30.5.15

"Fasciste" par le meilleur romancier punk de tous les temps

Sang Futur, dans la réédition  Moisson Rouge,  2008.
Kriss Vilà, fut, il y a bientôt quarante ans, en 1977, tout d'abord mon idole, le romancier punk qui avait craché Sang Futur au DTV, soixante feuillets qui définissaient une époque, les vrais pros n'ont pas besoin de plus. Superbement servis par une maquette Sex Pistols. Ensuite, il m'enseigna les ficelles du métier. Comme Édouard Limonov, Hervé Prudon, ou encore  Daniel Mallerin l'éditeur du Dernier Terrain Vague qui nous publia tous les trois, il connaissait mon style de mauvais chien, ne cherchait pas à me communiquer ce que je savais d'instinct, seulement ce que j'ignorais à l'époque. Il m'apprenait comment on s'en sort, dans "le pire métier du monde, avec celui de turfiste", et j'en avais besoin. KV s'y connait en turfisme, il a gagné et perdu des fortunes sur les canassons, et en roman, il en a écrit une trentaine. Je remercie La traversée houleuse des apparences,  de m'avoir gratifié de tels mentors, les meilleurs, si maudits soient-ils.
La dernière parution du vieux maître Kriss Vilà, le plus professionnels des écrivains professionnels et j'en connais des wagons, est : MurderProd, Trash éditions, 2014.
Kriss m'a fait l'honneur du commentaire ci-dessous, pour Fasciste:

Fasciste, Presses-Pocket, 1989.


En cette fin des années 80, les déjà vieilles gloires du néo-polar renonçaient au noir pour lorgner sur la Blanche.

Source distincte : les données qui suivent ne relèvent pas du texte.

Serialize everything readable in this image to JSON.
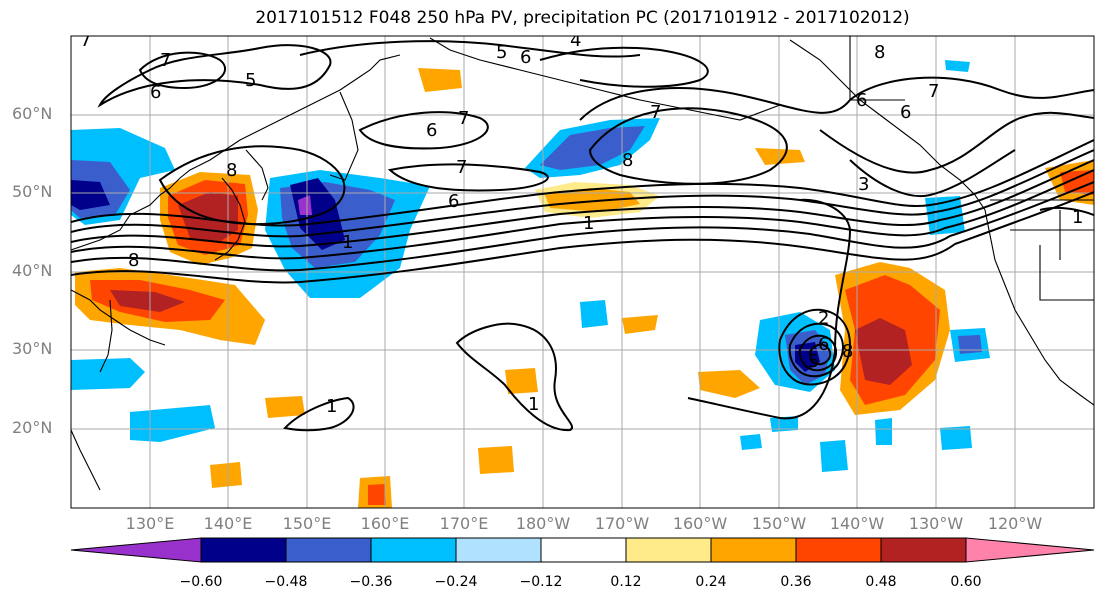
{
  "title": "2017101512 F048 250 hPa PV, precipitation PC (2017101912 - 2017102012)",
  "lat_labels": [
    "60°N",
    "50°N",
    "40°N",
    "30°N",
    "20°N"
  ],
  "lon_labels": [
    "130°E",
    "140°E",
    "150°E",
    "160°E",
    "170°E",
    "180°W",
    "170°W",
    "160°W",
    "150°W",
    "140°W",
    "130°W",
    "120°W"
  ],
  "colorbar": {
    "tick_labels": [
      "−0.60",
      "−0.48",
      "−0.36",
      "−0.24",
      "−0.12",
      "0.12",
      "0.24",
      "0.36",
      "0.48",
      "0.60"
    ],
    "colors": [
      "#9932cc",
      "#00008b",
      "#3a5fcd",
      "#00bfff",
      "#b0e2ff",
      "#ffffff",
      "#ffeb8a",
      "#ffa500",
      "#ff4500",
      "#b22222",
      "#ff82ab"
    ]
  },
  "contour_labels": [
    "4",
    "5",
    "6",
    "7",
    "5",
    "6",
    "7",
    "6",
    "7",
    "7",
    "6",
    "8",
    "7",
    "6",
    "1",
    "1",
    "8",
    "6",
    "8",
    "7",
    "8",
    "1",
    "1",
    "2",
    "5",
    "6",
    "8",
    "3",
    "1"
  ]
}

Tout allait pour le mieux dans le petit monde des bien-pensants jusqu’à ce que le titre d’un livre les fasse bondir. Un inconnu nommé Thierry Marignac publiait  son premier roman qu’il osait intituler Fasciste. Titre scandaleux aux yeux des maîtres à panser germanopratins ! Il est amusant de constater que, un quart de siècle plus tard, ceux-là ne se sont toujours pas remis de leur traumatisme… Mais « You can’t judge a book by looking at the cover », chantait Bo Diddley. Il y a donc tout lieu de penser que les contempteurs de Fasciste n’ont pas dépassé la lecture du titre – ou alors, c’est qu’ils n’ont rien compris au rock’n’roll.
N’ayant pas relu Fasciste depuis sa parution, je me demandais comment le texte avait vieilli. « Je ne désire pas de gloire. Je veux entendre battre mon sang. C’est tout. » Bonne nouvelle, le sang y bat toujours. Le personnage principal a conservé tout son romantisme noir et ses acolytes Phong et Kriss suscitent toujours la sympathie d’un affreux anarchiste révolutionnaire dans mon genre. Une réplique du dernier nommé donne une clé de déchiffrage indispensable à la compréhension du roman : « Un peu moins d’ironie, et tu serais national-socialiste. » Sauf que, justement, cette ironie est une véritable constante, aussi bien chez le bonhomme que dans son roman. Pour s’en persuader, il n’est qu’à lire comment y sont décrits les bas du Front. Cataloguer Fasciste comme exprimant une pensée d’extrême droite est donc une absurdité ; il est tout sauf xénophobe, tout sauf racorni. Il est même brillant à plus d’un titre, riche de fulgurations qui avec le recul lui donnent des allures de littérature conjecturale.